American military and coalition officials say they don’t proactively attempt to dispel rumors, even when they’re in print.

“We try to make ourselves as open as possible, and almost every day we have a press conference,” said Lt. Col. Kevin Gainer, spokesman for military forces here. “The press is welcome to ask us questions. … They ask us a lot of times, ‘Is this true?’ And we haven’t even heard of it.”

And Iraq’s free press has only been that way for a short time and is still getting the hang of it. Responding to a press conference question on rumors in general, coalition spokesman Charles Heatly said authorities plan no crackdowns on the tales, tall or otherwise.

“We will deal with these rumors in a free media environment,” Heatly said.

Some Iraqis are impervious to the chatter. Down the street in a nook of an electronics store, stacked high with boxes and jittery with cartoon colors strobing on television, Salad Ibrahim celebrates Saddam’s capture.

The former flight scheduler for Iraqi Airways lost his job and home several years ago because of a broken economy that he said resulted from Saddam’s mismanagement. Now, he tries to bounce back. Some of his most popular items are the silver sat receivers that were illegal earlier this year.

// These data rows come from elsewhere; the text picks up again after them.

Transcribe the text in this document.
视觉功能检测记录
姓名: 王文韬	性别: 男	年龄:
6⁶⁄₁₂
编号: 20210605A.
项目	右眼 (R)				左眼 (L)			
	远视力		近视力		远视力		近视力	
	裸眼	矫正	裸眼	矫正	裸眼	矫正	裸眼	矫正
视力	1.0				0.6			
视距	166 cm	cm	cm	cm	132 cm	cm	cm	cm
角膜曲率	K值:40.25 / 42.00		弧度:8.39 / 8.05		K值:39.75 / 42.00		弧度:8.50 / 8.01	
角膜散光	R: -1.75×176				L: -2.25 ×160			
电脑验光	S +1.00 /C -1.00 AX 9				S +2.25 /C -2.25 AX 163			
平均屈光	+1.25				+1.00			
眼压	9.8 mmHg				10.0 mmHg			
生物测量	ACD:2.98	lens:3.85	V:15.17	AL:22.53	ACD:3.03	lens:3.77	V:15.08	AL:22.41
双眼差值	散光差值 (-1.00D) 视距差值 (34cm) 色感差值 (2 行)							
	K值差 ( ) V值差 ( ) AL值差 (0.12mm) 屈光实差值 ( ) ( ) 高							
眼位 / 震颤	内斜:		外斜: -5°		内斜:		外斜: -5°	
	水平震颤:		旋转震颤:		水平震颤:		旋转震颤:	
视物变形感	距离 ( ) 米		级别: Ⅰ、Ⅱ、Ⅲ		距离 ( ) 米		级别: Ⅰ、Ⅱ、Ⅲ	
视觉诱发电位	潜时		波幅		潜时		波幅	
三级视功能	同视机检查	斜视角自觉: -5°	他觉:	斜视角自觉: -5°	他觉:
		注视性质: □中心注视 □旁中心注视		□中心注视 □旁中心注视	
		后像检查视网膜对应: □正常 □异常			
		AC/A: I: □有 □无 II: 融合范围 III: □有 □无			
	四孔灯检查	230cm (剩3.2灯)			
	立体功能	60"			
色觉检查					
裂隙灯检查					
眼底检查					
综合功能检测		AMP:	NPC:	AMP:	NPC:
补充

He called Saddam a “little Stalin” who said “no for satellite, no for mobile [phones], no for breathing.”

Those who pine for Saddam or refuse to accept his arrest, Ibrahim said, do so out of regret for power lost.

“All these people were members of the government, or were paid by him, or relatives,” Ibrahim said.

But new rumors continue to spring up, some from more credible sources. Ibrahim pointed at the text crawl on an Arab news station. It reported that Saddam was, in fact, captured — but by Kurds, not by U.S. intelligence or troops. According to that account, the Americans merely picked the dictator up. Similar reports have run in British, Iranian and Kurdish media. Gainer, the military spokesman, said he has no information on the claims.

Back in the leather shop, though, either version made little difference. Ghassan Abbass straddled the line between celebrant and mourner. His conflicted opinion may help explain Iraqis’ split on the fate of Saddam.

“Most of the Iraqis think we don’t like Saddam Hussein, but we do not like the foreigners coming in and taking him,” he said. “We wished the Iraqis had dealt with him. “I used to hate Saddam very much, but when I saw the Americans come and deal with him, I was very sad.”